Recruiting staff has always been a challenge for Mildura Base Public Hospital (MBPH), but since its transition to public management it has been able to attract new talent, including new director of obstetrics and gynaecology Dr Brian McCully.
Dr McCully has joined MBPH from northern Queensland, where he was a staff specialist in obstetrics and gynaecology at Rockhampton Base Hospital.
A passionate advocate for rural medicine, Dr McCully is looking forward to his new role and immersing himself in the Sunraysia lifestyle.
“If you have the opportunity to come into a small team, it allows you to be very grounded and gives you the opportunity to have a really hands-on, down-to-earth experience with a team that can then grow together,” Dr McCully said.
“In bigger hospitals you tend to get too distant from where people live and work.
“I always look forward to being part of community environment, of feeling comfortable in a space where everyone knows each other, where we work together and where the things we do matter.

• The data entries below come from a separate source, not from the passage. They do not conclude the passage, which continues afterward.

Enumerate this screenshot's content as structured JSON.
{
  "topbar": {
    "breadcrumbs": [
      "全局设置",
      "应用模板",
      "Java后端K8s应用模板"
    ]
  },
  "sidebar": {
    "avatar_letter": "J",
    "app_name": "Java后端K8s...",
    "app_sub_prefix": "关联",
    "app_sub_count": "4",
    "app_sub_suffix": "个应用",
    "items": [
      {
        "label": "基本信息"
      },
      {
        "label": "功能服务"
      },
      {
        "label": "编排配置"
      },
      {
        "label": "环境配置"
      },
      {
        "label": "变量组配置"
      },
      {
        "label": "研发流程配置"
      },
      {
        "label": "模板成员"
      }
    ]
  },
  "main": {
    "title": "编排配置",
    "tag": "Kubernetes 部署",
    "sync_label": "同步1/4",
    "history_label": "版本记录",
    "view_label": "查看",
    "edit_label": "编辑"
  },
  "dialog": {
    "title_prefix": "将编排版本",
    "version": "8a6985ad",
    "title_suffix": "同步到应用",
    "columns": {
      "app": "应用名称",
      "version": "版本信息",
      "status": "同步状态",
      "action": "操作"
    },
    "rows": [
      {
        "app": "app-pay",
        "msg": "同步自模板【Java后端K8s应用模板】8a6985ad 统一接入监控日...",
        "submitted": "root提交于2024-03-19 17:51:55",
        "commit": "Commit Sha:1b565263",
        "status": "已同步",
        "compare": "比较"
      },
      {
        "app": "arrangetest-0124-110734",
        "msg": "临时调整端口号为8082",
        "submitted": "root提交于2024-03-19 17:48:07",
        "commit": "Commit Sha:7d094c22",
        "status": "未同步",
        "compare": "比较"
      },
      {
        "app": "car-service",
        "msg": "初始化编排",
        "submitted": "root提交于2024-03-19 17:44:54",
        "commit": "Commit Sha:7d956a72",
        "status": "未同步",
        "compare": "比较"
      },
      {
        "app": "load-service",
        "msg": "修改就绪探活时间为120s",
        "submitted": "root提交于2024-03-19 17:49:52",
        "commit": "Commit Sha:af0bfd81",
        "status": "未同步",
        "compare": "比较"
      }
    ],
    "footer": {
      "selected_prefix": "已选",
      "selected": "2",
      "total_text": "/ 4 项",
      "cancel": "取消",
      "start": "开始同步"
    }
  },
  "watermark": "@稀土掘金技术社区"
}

“They make a difference to people’s lives, to the people we work with, midwives, doctors, students and, most importantly, the person you’re looking after is someone you are going to walk by on the street.
“There are a lot of people who talk the talk these days, but when I spoke to Professor Pettigrew and Louise (chief medical officer Louise Litten) and Terry (chief executive Terry Welch) I really did sense that what they were saying was real.”
MBPH’s ability to attract highly qualified candidates in recent months is part of a long-term strategy under the guidance of Mr Welch.
Dr McCully said since joining the team at MBPH this month he knew his move was the right decision.
He said the people, the staff, everything about the hospital showed a genuine commitment to patient care.
“When you get a bit older, you sometimes think you’ve learnt all there is to know and you start to think your ways are the best ways,” Dr McCully said.
“You’ve spent a whole lot of time trying to be the best you can be and sometimes you can end up thinking that what you do is the only way of doing things.
“One of the great things about coming back to the hospital system is that you can share with other people.
“You can teach, you can mentor, you can supervise but more importantly, you can watch what others do, and you start to learn again and grow in ways that you hadn’t thought about before.”
After graduating from the University of Queensland, Dr McCully worked mainly in Far North Queensland and the Torres Strait in various rural practices before stints in South Africa and London.
He returned to Australia in 1994 and started his specialist training, winning a string of awards for academic excellence in obstetrics, including the F.J. Brown Medal in 1996 and Crown Street Medal in 1997.
Once he had completed his specialist training, Dr McCully worked as an independent private practitioner in Geelong for 15 years, delivering up to 400 babies a year.
But the opportunity to return to Queensland arose with a position at Ipswich Hospital as director of obstetrics and gynaecology, a position he held for three years before working as a staff specialist at Alice Springs Hospital, his role primarily to support antenatal and gynaecology outreach services to outlying indigenous communities in remote central and northern Australia.
In 2015, he worked in some of Australia’s most remote communities and while his primary purpose was to support the people of these isolated areas, it also gave him an opportunity to observe and learn the art and practice of traditional Aboriginal birthing and healing, an experience he will be forever grateful for.
“When I went into those communities I didn’t go in imagining there was a need to fix things or a need to change things,”
Dr McCully said. “I was happy to be able to be a part of a service which was being provided, but more importantly, it let me slow down and to walk in another life and just be what people needed me to be.”
A published author, Dr McCully said meditative and holistic birthing practices and transpersonal experiences, associated with child birth fascinated him.
He hopes the skills he has learnt over many years of practice will help improve the birthing experiences for women in this region.
“I don’t think there is a shoe that fits everyone and I think the art of obstetrics, and in fact in everything we do, whether it’s talking to the people at the shopping centre or being here as a specialist on the ward, it’s just simply to try and sit down and get to know where someone is coming from,” Dr McCully said.
“Often that’s pretty easy in obstetrics, but sometimes we have to really try hard, particularly when things aren’t going well.
“But we do try and I feel very strongly that I’ve come to a place where everybody feels the same.
“For me it is about reminding myself to listen, to give people space to share perspective, their hopes, their worries, the things that are important to them whether it’s a co-worker, a student, the mum or the dad, because at the end of the day everyone matters.”